It’s been a harsh winter here in the Midwest. We average 18 inches of snow annually and this year has seen 30 inches of the white stuff. Spring has finally shown up and we’re itching to explore.
After the front axle rebuild last Spring, #TheLandYacht hasn’t needed many reliability repairs. I finally spent some $$$ on modifications that were for aesthetics and usability.
The new cupholder install has been life-altering. The 1994 Land Cruiser has a square cupholder that sits near the driver’s right hip and then a Grand-Canyon-sized space in front of the center console that contains the drinks after they spill but does nothing to stop them from spilling. The cupholder I purchased is 3D-printed and made of durable plastic. It fits perfectly and holds my coffee thermos and soda cans well. My only complaint is that it only comes in tan or gray, and neither one matches the chocolate brown of the interior. It is nice to have two more cupholders.
I installed rain guards on all four roll-down windows. Not too fancy, but nice to not have to worry about rain getting in when the windows are cracked.
Before our Flint Hills trip, we installed the snorkel. They really are for looks. Yes, snorkels are functional and helpful when fording high water, but we just don’t have that much high water locally. The kit we used was a knockoff of the more expensive versions, but several the local Land Cruiser owners have used this kit previously. I met up with one of the local guys who has installed a couple of these before. When it came time to cut the hole in the fender, I did it. I relied on his expertise getting it all lined up correctly before the drill even had power.
I do not expect to be plowing through water or mud deep enough to need a snorkel. This install is really a “break in case of emergency” mod. It might be five to ten years in the future before I’ll need to use it, but it was simple and cheap enough to get it installed now. Also purchased were materials to extend my differential breathers, which I will do before pursuing any more water crossings.
My oldest son and I tested out our new features during a weekend trip exploring the Flint Hills. The early morning rain storm made our weekend look like we spent way more time off-road than we did. The damp, wet, and greasy roads seem to help the Land Cruiser collect mud as we went.
A motley crew
We met up with a group of 16 vehicles for the local overland group. While we were the only 80 Series Land Cruiser, there were three 100 Series, a 5th-gen 4Runner and a first-gen Tacoma. Also attending the trip were two Wrangler TJ’s, a newer GMC Sierra, a Land Rover Discovery LR4, a Chevy Colorado ZR2, and a 1980s Toyota pickup that had been lowered. Quite a range of vehicles, which is one of the reasons I like to travel with this group. Everything is very low key and brand loyalty doesn’t become a point of contention. Even though our local Land Rover enthusiast has been pushing me hard to join him and the dark prince, Lucas electrics. I will eventually, but it’s going to be a Range Rover Classic. Someday.
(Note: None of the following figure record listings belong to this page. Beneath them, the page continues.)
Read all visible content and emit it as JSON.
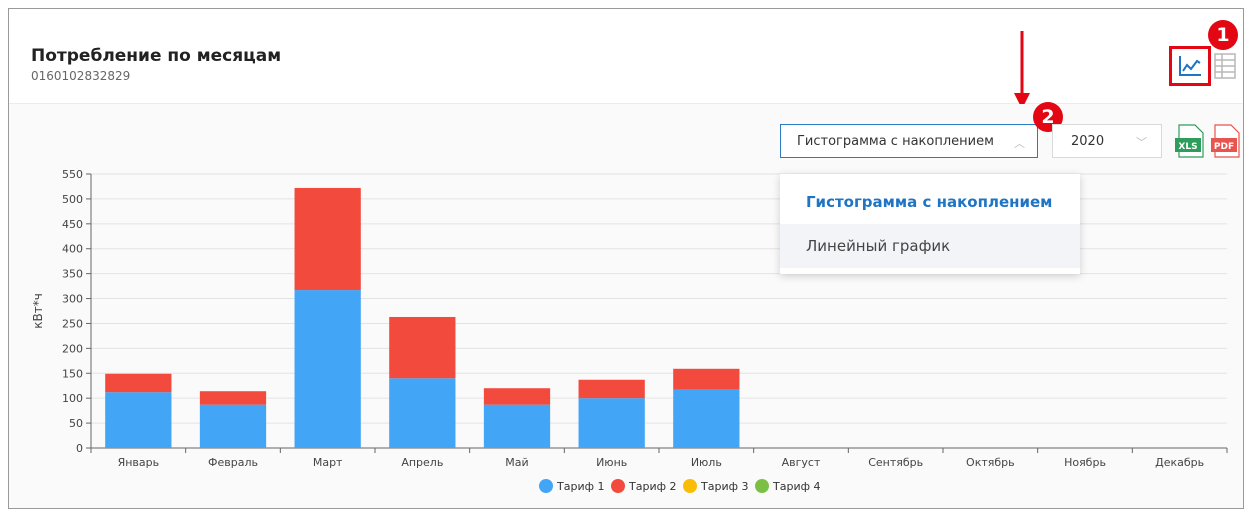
{
  "header": {
    "title": "Потребление по месяцам",
    "subtitle": "0160102832829"
  },
  "annotations": {
    "badge1": "1",
    "badge2": "2"
  },
  "controls": {
    "chart_type_value": "Гистограмма с накоплением",
    "year_value": "2020",
    "export_xls_label": "XLS",
    "export_pdf_label": "PDF"
  },
  "dropdown": {
    "items": [
      {
        "label": "Гистограмма с накоплением",
        "selected": true
      },
      {
        "label": "Линейный график",
        "selected": false
      }
    ]
  },
  "colors": {
    "accent": "#1f74c4",
    "highlight": "#e30613",
    "tariff1": "#42a5f5",
    "tariff2": "#f24a3d",
    "tariff3": "#fbbc05",
    "tariff4": "#7cbf45"
  },
  "chart_data": {
    "type": "bar",
    "stacked": true,
    "ylabel": "кВт*ч",
    "xlabel": "",
    "ylim": [
      0,
      550
    ],
    "yticks": [
      0,
      50,
      100,
      150,
      200,
      250,
      300,
      350,
      400,
      450,
      500,
      550
    ],
    "grid": true,
    "legend": "bottom",
    "categories": [
      "Январь",
      "Февраль",
      "Март",
      "Апрель",
      "Май",
      "Июнь",
      "Июль",
      "Август",
      "Сентябрь",
      "Октябрь",
      "Ноябрь",
      "Декабрь"
    ],
    "series": [
      {
        "name": "Тариф 1",
        "color": "#42a5f5",
        "values": [
          112,
          87,
          317,
          140,
          87,
          100,
          117,
          null,
          null,
          null,
          null,
          null
        ]
      },
      {
        "name": "Тариф 2",
        "color": "#f24a3d",
        "values": [
          37,
          27,
          205,
          123,
          33,
          37,
          42,
          null,
          null,
          null,
          null,
          null
        ]
      },
      {
        "name": "Тариф 3",
        "color": "#fbbc05",
        "values": [
          null,
          null,
          null,
          null,
          null,
          null,
          null,
          null,
          null,
          null,
          null,
          null
        ]
      },
      {
        "name": "Тариф 4",
        "color": "#7cbf45",
        "values": [
          null,
          null,
          null,
          null,
          null,
          null,
          null,
          null,
          null,
          null,
          null,
          null
        ]
      }
    ]
  }
}
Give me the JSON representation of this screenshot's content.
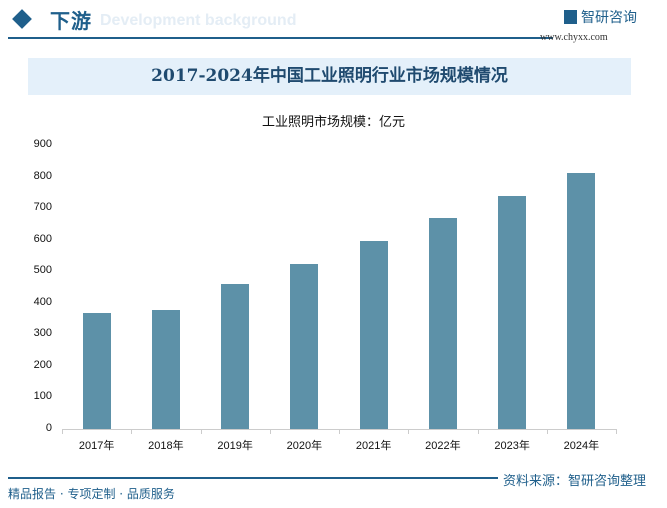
{
  "header": {
    "section": "下游",
    "subtitle": "Development background",
    "brand": "智研咨询",
    "url": "www.chyxx.com"
  },
  "colors": {
    "accent": "#1f5f8b",
    "bar": "#5d91a8",
    "title_bg": "#e4f0fa"
  },
  "chart_data": {
    "type": "bar",
    "title": "2017-2024年中国工业照明行业市场规模情况",
    "unit_label": "工业照明市场规模：亿元",
    "categories": [
      "2017年",
      "2018年",
      "2019年",
      "2020年",
      "2021年",
      "2022年",
      "2023年",
      "2024年"
    ],
    "values": [
      368,
      377,
      460,
      523,
      596,
      669,
      739,
      812
    ],
    "ylim": [
      0,
      900
    ],
    "yticks": [
      "0",
      "100",
      "200",
      "300",
      "400",
      "500",
      "600",
      "700",
      "800",
      "900"
    ],
    "grid": false
  },
  "footer": {
    "source": "资料来源：智研咨询整理",
    "tagline": "精品报告 · 专项定制 · 品质服务"
  }
}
The Land Yacht handle the backroads and minimum maintenance roads with ease. Nobody really had any trouble, and it was very fun watching the lower Toyota splash/slide his way through everything. That little truck is a beast.
Being that it was only the two of us on this trip, I pulled the rear seats and used the truck itself as our tent. I’ve done this once before on a trip to the salt flats in Oklahoma. It’s really quite comfortable. Set up takes place in as long as it takes you to roll out the sleeping pads and bags. Thanks to the new rain guards on the windows, they can be cracked enough that condensation wasn’t an issue. Even with the heavy dew and some rain during the night, we woke up in a warm dry vehicle. This had me to start the search for an 80 series camper conversion for the roof. There are very few options and they are all crazy expensive. I’ll buy a van before I buy a camper conversion.
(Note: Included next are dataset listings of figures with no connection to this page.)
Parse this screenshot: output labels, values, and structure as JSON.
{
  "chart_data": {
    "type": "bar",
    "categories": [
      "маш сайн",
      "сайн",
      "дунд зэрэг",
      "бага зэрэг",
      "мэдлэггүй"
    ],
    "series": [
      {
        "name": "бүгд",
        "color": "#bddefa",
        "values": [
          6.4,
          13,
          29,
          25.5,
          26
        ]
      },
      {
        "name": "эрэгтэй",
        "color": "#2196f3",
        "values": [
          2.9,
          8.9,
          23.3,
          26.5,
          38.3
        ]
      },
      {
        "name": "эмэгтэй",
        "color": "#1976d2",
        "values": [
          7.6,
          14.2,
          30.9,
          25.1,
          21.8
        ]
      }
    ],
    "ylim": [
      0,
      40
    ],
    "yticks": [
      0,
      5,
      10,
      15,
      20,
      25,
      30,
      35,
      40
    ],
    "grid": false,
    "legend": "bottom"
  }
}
We did encounter a decent waterfall at our camping spot, which was unexpected.
Through the mud
The only other nature we ran into was a water crossing on the morning of our second day. Limestone covered the bottom of the creek and it was solid and flat. Our fearless leader navigated it first since he was the closest to the front and possessed a winch. We followed him. The crossing was straightforward, and my Florida Jeeping days came back when we got to the far bank and probably used too much power to get out. But we made it and the look on my son’s face was worth it to me.
I gave my camera to my 10-year-old to shoot with. We now have 120 images of cows. He wanted cow pics and that’s what he shot.
He did get the only picture I could find of our friend’s rescue dog, who is definitely part Coyote or Wolf.
It was a great weekend of “roaming” around Kansas. My phone loses its cell signal a lot. I can still make phone calls and Google Maps still works, but the rest of the phone does nothing. Having the phone be just a phone is nice. I’m already itching to get back out to the mountains. Colorado is calling. Or maybe it’s Arkansas? So many options.
I cannot wait for Redusernab Goes Off-Roading 2020.